Losing touch with Jo and April had been devastating. Eliza had tried to find them but ran into brick walls at every turn. She’d kept to herself at her new school and was grateful her second set of foster parents had invited her to remain with them when she’d turned eighteen. They had helped her far more than she’d deserved.
It wasn’t until she’d left Maraville that Eliza realized how much living with the other girls meant to her. Maddie, too, though at the time Eliza had often thought her rules excessive. As time passed, however, she recalled happy memories. Laughter as well as tears.
The three girls had made plans to go to college together, to get a large apartment in New Orleans. They’d been united in their desire to leave Maraville and take their chances in the world.
Homesickness grabbed hold of Eliza, surprising her. She suddenly yearned to see April and Jo with a fierceness that startled her. How could they have let the years go by without finding each other? Had April or Jo learned of Maddie’s stroke? Would either of them consider returning to Maraville?

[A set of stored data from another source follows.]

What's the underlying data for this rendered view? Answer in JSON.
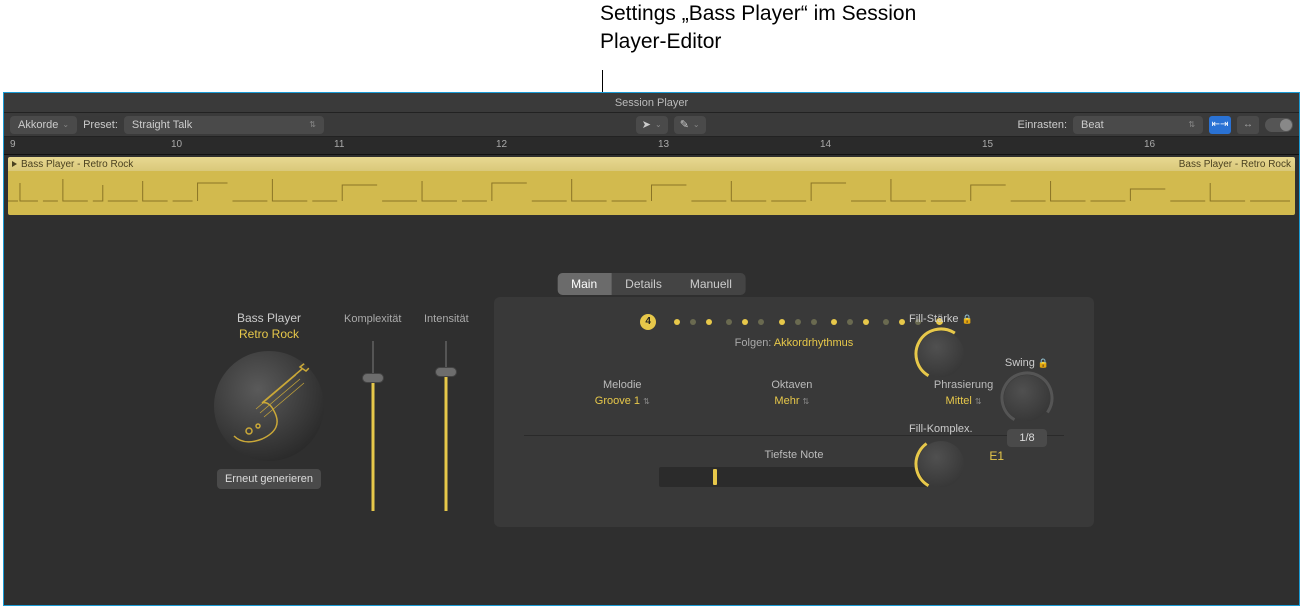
{
  "callout": "Settings „Bass Player“ im Session Player-Editor",
  "titlebar": "Session Player",
  "toolbar": {
    "chords_btn": "Akkorde",
    "preset_label": "Preset:",
    "preset_value": "Straight Talk",
    "snap_label": "Einrasten:",
    "snap_value": "Beat"
  },
  "ruler": {
    "marks": [
      "9",
      "10",
      "11",
      "12",
      "13",
      "14",
      "15",
      "16"
    ]
  },
  "region": {
    "name1": "Bass Player - Retro Rock",
    "name2": "Bass Player - Retro Rock"
  },
  "tabs": {
    "main": "Main",
    "details": "Details",
    "manual": "Manuell"
  },
  "player": {
    "title": "Bass Player",
    "style": "Retro Rock",
    "regen": "Erneut generieren"
  },
  "sliders": {
    "complexity": {
      "label": "Komplexität",
      "value": 0.78
    },
    "intensity": {
      "label": "Intensität",
      "value": 0.82
    }
  },
  "panel": {
    "beat_number": "4",
    "follow_label": "Folgen:",
    "follow_value": "Akkordrhythmus",
    "params": {
      "melody": {
        "label": "Melodie",
        "value": "Groove 1"
      },
      "octaves": {
        "label": "Oktaven",
        "value": "Mehr"
      },
      "phrasing": {
        "label": "Phrasierung",
        "value": "Mittel"
      }
    },
    "lowest_note_label": "Tiefste Note",
    "lowest_note_value": "E1"
  },
  "knobs": {
    "fill_strength": "Fill-Stärke",
    "fill_complex": "Fill-Komplex.",
    "swing": "Swing",
    "swing_division": "1/8"
  },
  "colors": {
    "accent": "#e7c84a",
    "panel": "#393939",
    "bg": "#2f2f2f"
  }
}
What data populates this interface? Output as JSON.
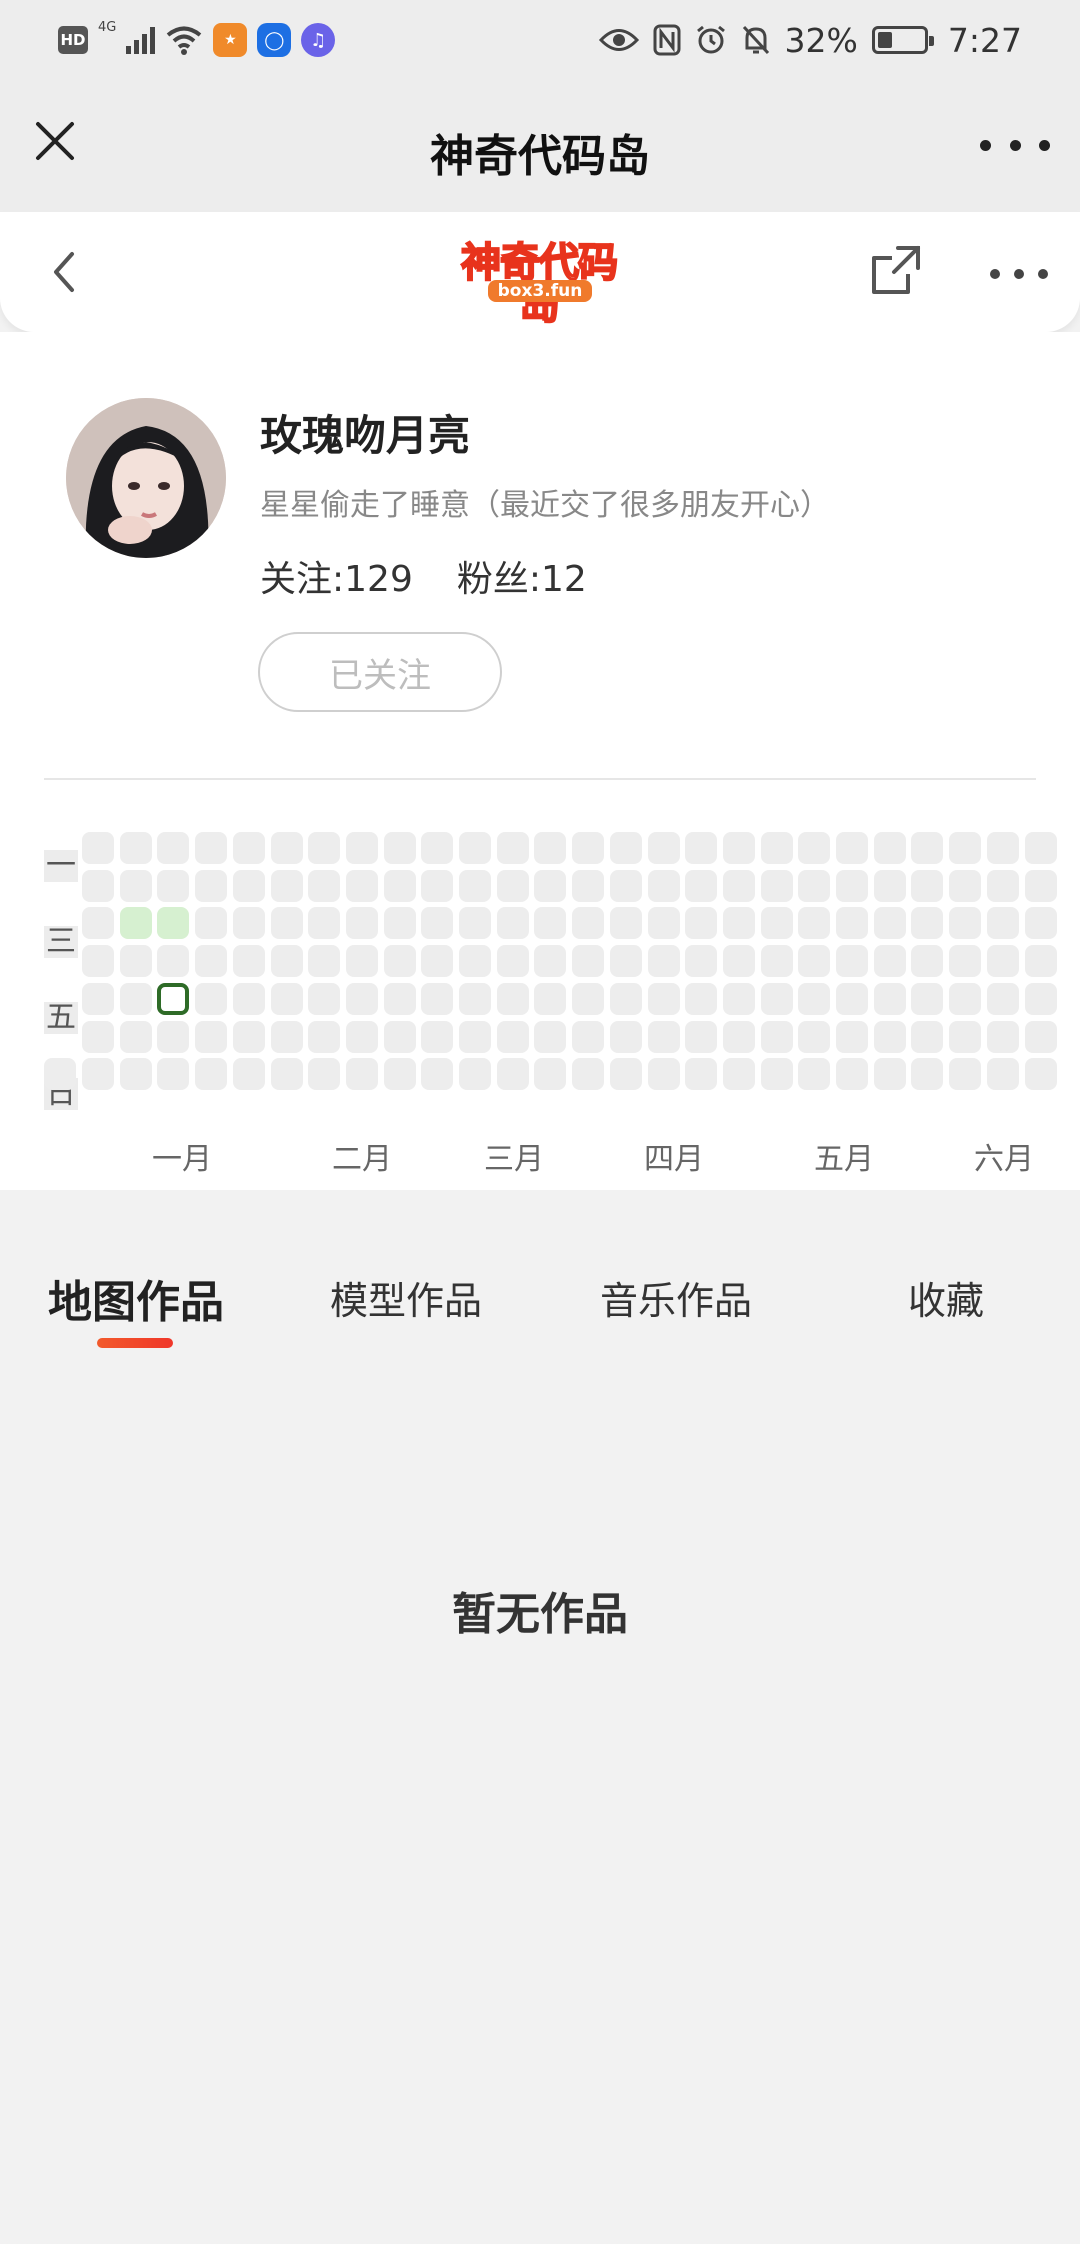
{
  "status_bar": {
    "hd": "HD",
    "network": "4G",
    "battery_text": "32%",
    "battery_level": 0.32,
    "time": "7:27",
    "icons": [
      "signal-icon",
      "wifi-icon",
      "app-notification-icon",
      "bulb-app-icon",
      "music-app-icon",
      "eye-icon",
      "nfc-icon",
      "alarm-icon",
      "mute-icon",
      "battery-icon"
    ]
  },
  "title_bar": {
    "title": "神奇代码岛",
    "close_icon": "close-icon",
    "more_icon": "more-icon"
  },
  "page_header": {
    "logo_text": "神奇代码岛",
    "logo_domain": "box3.fun",
    "back_icon": "chevron-left-icon",
    "share_icon": "share-icon",
    "more_icon": "more-icon"
  },
  "profile": {
    "name": "玫瑰吻月亮",
    "bio": "星星偷走了睡意（最近交了很多朋友开心）",
    "following": "关注:129",
    "followers": "粉丝:12",
    "follow_button": "已关注"
  },
  "activity": {
    "day_labels": [
      "一",
      "三",
      "五",
      "日"
    ],
    "months": [
      "一月",
      "二月",
      "三月",
      "四月",
      "五月",
      "六月"
    ],
    "active_days": [
      "week2-wed",
      "week3-wed"
    ],
    "selected_day": "week3-fri",
    "colors": {
      "empty": "#ededed",
      "level1": "#d6f0d0",
      "selected_border": "#2e6b27"
    }
  },
  "tabs": [
    {
      "label": "地图作品",
      "active": true
    },
    {
      "label": "模型作品",
      "active": false
    },
    {
      "label": "音乐作品",
      "active": false
    },
    {
      "label": "收藏",
      "active": false
    }
  ],
  "empty_state": "暂无作品",
  "colors": {
    "accent": "#f0372a",
    "logo_red": "#e8331c",
    "logo_orange": "#f07a2c"
  }
}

Eliza sat on the sofa for long moments, lost in memories and indecision. But the idea forming in her mind grew stronger the more she thought about it. She had not left town under the best of circumstances. But time healed old wounds. And she owed Maddie.
She could make a quick visit. See Maddie. Reassure herself her former foster mother was going to recover.
Eliza rose and went to the window. The rain continued its assault. The Charles River glittered in the distance, light reflecting from the choppy surface. The asphalt below gleamed beneath the streetlights. The few cars on the road splashed through the puddles, coating the sidewalks with their spray.
She leaned her forehead against the cold pane. She wanted to go back. She wished she could see the other girls, discover what they’d done with their lives. Maybe she could recapture that ephemeral feeling of family she’d had so long ago.
Her fear for Maddie grew. What if she didn’t recover? What if the stroke put an end to the Maddie she knew? Eliza was filled with a sense of impending doom. She had to get to Mississippi. She’d let things go far too long without making a real attempt to reconnect with Maddie and revisit her childhood home. It was too bad it had taken a tragedy to prompt the thought.
Eliza had spent so many years alone. It was one thing to vow to remain aloof, to protect her heart from further bruising, but the reality had led to a solitary existence. She had made a mistake as a teenager and it had left her wary of getting close to anyone—afraid of hurting and of being hurt herself.
Maddie had done her best for her girls. Eliza appreciated her even more now that she was on her own. She couldn’t imagine taking in three young girls and raising them alone as Maddie had done.
Was this the end? Was Maddie alone in the hospital, living her last few days with no one to visit, to talk to her, to love her?
Eliza couldn’t allow that. It was said that you could never go home again. But for her entire childhood, Maddie had given Eliza her best. She was the only mother Eliza remembered. And now she needed Eliza.
What was she waiting for?
She flipped through the city directory and lifted up the phone and punched in the number of an airline.